By introducing this latency I experienced a big loss of information to the controller, the biggest influence can be seen in quickly changing scenarios e.g. curve driving. In these parts bigger overshoots and oscillations did occure. Without latency the vehicle was able to navigate safely upto 110mph, while with latency it can only handled half of that speed.


Dependencies

  • cmake >= 3.5
  • All OSes: click here for installation instructions
  • make >= 4.1
  • gcc/g++ >= 5.4
  • uWebSockets
    • Run either install-mac.sh or install-ubuntu.sh.
    • If you install from source, checkout to commit e94b6e1, i.e.
      git clone https://github.com/uWebSockets/uWebSockets 
      cd uWebSockets
      git checkout e94b6e1
      
      Some function signatures have changed in v0.14.x. See this PR for more details.
  • Fortran Compiler
    • Mac: brew install gcc (might not be required)
    • Linux: sudo apt-get install gfortran. Additionall you also need to have installed gcc and g++, sudo apt-get install gcc g++. Look in this Dockerfile for more info.
  • Ipopt
    • Mac: brew install ipopt
      • Some Mac users have experienced the following error:
      Listening to port 4567
      Connected!!!
      mpc(4561,0x7ffff1eed3c0) malloc: *** error for object 0x7f911e007600: incorrect checksum for freed object
      - object was probably modified after being freed.
      *** set a breakpoint in malloc_error_break to debug
      
      This error has been resolved by updrading ipopt with brew upgrade ipopt --with-openblas per this forum post.
    • Linux
      • You will need a version of Ipopt 3.12.1 or higher.

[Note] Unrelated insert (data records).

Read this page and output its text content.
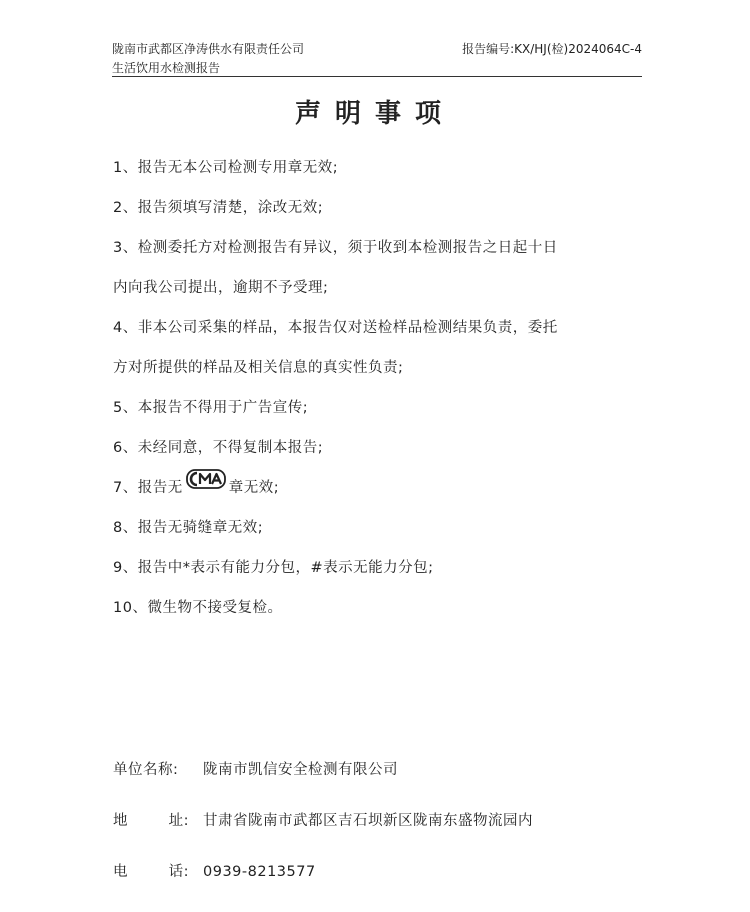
陇南市武都区净涛供水有限责任公司	报告编号:KX/HJ(检)2024064C-4
生活饮用水检测报告
声明事项
1、报告无本公司检测专用章无效;
2、报告须填写清楚，涂改无效;
3、检测委托方对检测报告有异议，须于收到本检测报告之日起十日
内向我公司提出，逾期不予受理;
4、非本公司采集的样品，本报告仅对送检样品检测结果负责，委托
方对所提供的样品及相关信息的真实性负责;
5、本报告不得用于广告宣传;
6、未经同意，不得复制本报告;
7、报告无	章无效;
8、报告无骑缝章无效;
9、报告中*表示有能力分包，#表示无能力分包;
10、微生物不接受复检。
单位名称:	陇南市凯信安全检测有限公司
地	址: 甘肃省陇南市武都区吉石坝新区陇南东盛物流园内
电	话: 0939-8213577
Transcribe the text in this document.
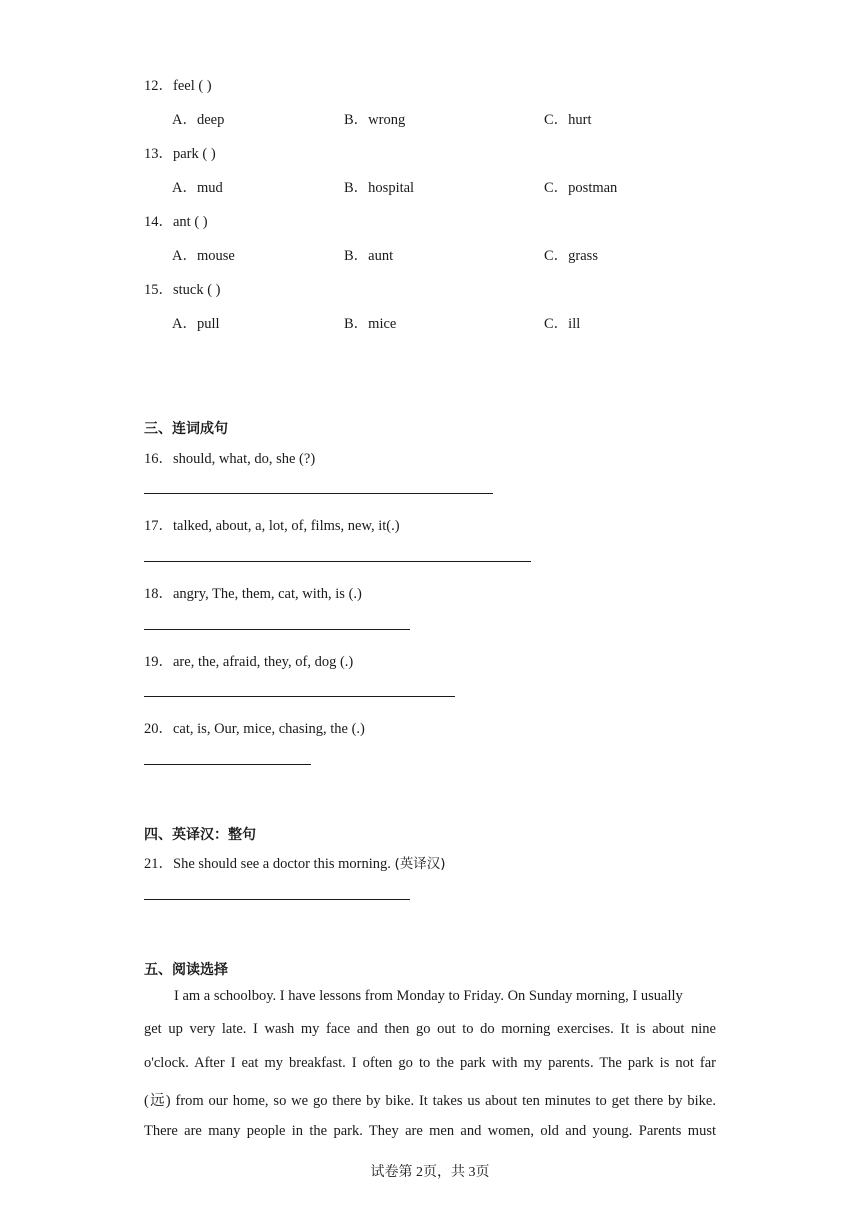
12．feel ( )
A．deep	B．wrong	C．hurt
13．park ( )
A．mud	B．hospital	C．postman
14．ant ( )
A．mouse	B．aunt	C．grass
15．stuck ( )
A．pull	B．mice	C．ill
三、连词成句
16．should, what, do, she (?)
17．talked, about, a, lot, of, films, new, it(.)
18．angry, The, them, cat, with, is (.)
19．are, the, afraid, they, of, dog (.)
20．cat, is, Our, mice, chasing, the (.)
四、英译汉：整句
21．She should see a doctor this morning. (英译汉)
五、阅读选择
I am a schoolboy. I have lessons from Monday to Friday. On Sunday morning, I usually
get up very late. I wash my face and then go out to do morning exercises. It is about nine
o'clock. After I eat my breakfast. I often go to the park with my parents. The park is not far
(远) from our home, so we go there by bike. It takes us about ten minutes to get there by bike.
There are many people in the park. They are men and women, old and young. Parents must
试卷第 2页，共 3页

The version available through apt-get is 3.11.x. If you can get that version to work great but if not there's a script install_ipopt.sh that will install Ipopt. You just need to download the source from the Ipopt releases page or the Github releases page.
      • Then call install_ipopt.sh with the source directory as the first argument, ex: sudo bash install_ipopt.sh Ipopt-3.12.1.
    • Windows: TODO. If you can use the Linux subsystem and follow the Linux instructions.
  • CppAD
    • Mac: brew install cppad
    • Linux sudo apt-get install cppad or equivalent.
    • Windows: TODO. If you can use the Linux subsystem and follow the Linux instructions.
  • Eigen. This is already part of the repo so you shouldn't have to worry about it.
  • Simulator. You can download these from the releases tab.
  • Not a dependency but read the DATA.md for a description of the data sent back from the simulator.

Basic Build Instructions

  1. Clone this repo.
  2. Make a build directory: mkdir build && cd build
  3. Compile: cmake .. && make
  4. Run it: ./mpc.

Tips

  1. It's recommended to test the MPC on basic examples to see if your implementation behaves as desired. One possible example is the vehicle starting offset of a straight line (reference). If the MPC implementation is correct, after some number of timesteps (not too many) it should find and track the reference line.
  2. The lake_track_waypoints.csv file has the waypoints of the lake track. You could use this to fit polynomials and points and see of how well your model tracks curve. NOTE: This file might be not completely in sync with the simulator so your solution should NOT depend on it.
  3. For visualization this C++ matplotlib wrapper could be helpful.

Editor Settings

We've purposefully kept editor configuration files out of this repo in order to keep it as simple and environment agnostic as possible. However, we recommend using the following settings:

  • indent using spaces
  • set tab width to 2 spaces (keeps the matrices in source code aligned)

Code Style

Please (do your best to) stick to Google's C++ style guide.

Project Instructions and Rubric

Note: regardless of the changes you make, your project must be buildable using cmake and make!

More information is only accessible by people who are already enrolled in Term 2 of CarND. If you are enrolled, see the project page for instructions and the project rubric.